Cette interdiction des coupures serait conforme à la décision1(*) du Conseil constitutionnel du 29 mai 2015 relative à l’interdiction des coupures d’eau tout au long de l’année. En effet, portant sur des prestations dont la tarification est déjà réglementée et maintenant la possibilité pour le fournisseur d’électricité de procéder à une réduction de puissance, le dispositif que nous proposons ne saurait sérieusement être regardé comme portant à la liberté d’entreprendre et à la liberté contractuelle une atteinte manifestement disproportionnée au regard de l’objectif poursuivi de répondre à un « besoin essentiel de la personne » et, ainsi, de s’inscrire dans « l’objectif de valeur constitutionnelle que constitue la possibilité pour toute personne de disposer d’un logement décent ».

La contribution au service public de l’électricité ainsi que la taxe intérieure de consommation sur le gaz naturel (TICGN), qui est amenée à augmenter progressivement chaque année, doivent être supprimées pour les ménages précaires (article 3).

Les tarifs de l’énergie, en tant que bien de première nécessité, doivent se voir appliquer le taux de TVA réduit, soit 5,5 % (article 4).

Tel est l’objet de la présente proposition de loi.

Proposition de loi visant à instaurer un droit effectif à l’accès à l’énergie et à lutter contre la précarité énergétique

Article 1er

Au début du titre préliminaire du livre Ier du code de l’énergie, il est ajouté un article L. 100-1 A ainsi rédigé :

« Art.

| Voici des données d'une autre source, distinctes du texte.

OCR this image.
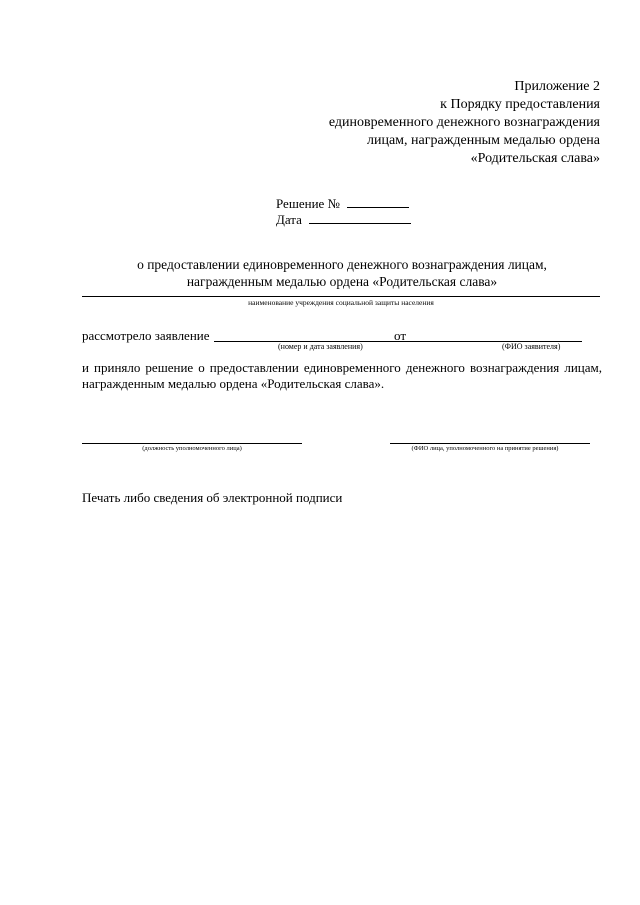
Приложение 2
к Порядку предоставления
единовременного денежного вознаграждения
лицам, награжденным медалью ордена
«Родительская слава»
Решение №
Дата
о предоставлении единовременного денежного вознаграждения лицам,
награжденным медалью ордена «Родительская слава»
наименование учреждения социальной защиты населения
рассмотрело заявление	от
(номер и дата заявления)	(ФИО заявителя)
и приняло решение о предоставлении единовременного денежного вознаграждения лицам, награжденным медалью ордена «Родительская слава».
(должность уполномоченного лица)	(ФИО лица, уполномоченного на принятие решения)
Печать либо сведения об электронной подписи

L. 100-1 A. - L’accès à l’énergie est un droit fondamental. »

Article 2

La dernière phrase du troisième alinéa de l’article L. 115-3 du code de l’action sociale et des familles est ainsi rédigée : « Ces dispositions s’appliquent tout au long de l’année aux distributeurs d’eau ainsi que, pour les consommateurs mentionnés à l’article L. 124-1 du code de l’énergie, aux fournisseurs d’électricité, de chaleur et de gaz. »

Article 3

Le code des douanes est ainsi modifié :

1° Le a du 4 de l’article 266 quinquies est complété par un 4° ainsi rédigé :

« 4° Pour la consommation des ménages en situation de précarité énergétique au sens de l’article L. 124-1 du code de l’énergie. » ;

2° Le 4 de l’article 266 quinquies C est complété par un 5° ainsi rédigé :

« 5° Lorsqu’elle est consommée par des ménages en situation de précarité énergétique au sens de l’article L. 124-1 du code de l’énergie. »

Article 4

Le B de l’article 278-0 bis du code général des impôts est complété par un alinéa ainsi rédigé :

« Le même taux est applicable à la première tranche de consommation appelée “tranche de consommation de première nécessité”. Le niveau de cette tranche est fixé par décret en Conseil d’État, en tenant compte notamment de la composition familiale ; ».

Article 5

Le Gouvernement remet au Parlement, dans un délai de six mois à compter de la promulgation de la présente loi, un bilan de la libéralisation du marché de l’énergie.

Article 6

La perte de recettes résultant pour l’État des articles 3 et 4 est compensée, à due concurrence, par l’augmentation du taux de l’impôt sur les sociétés.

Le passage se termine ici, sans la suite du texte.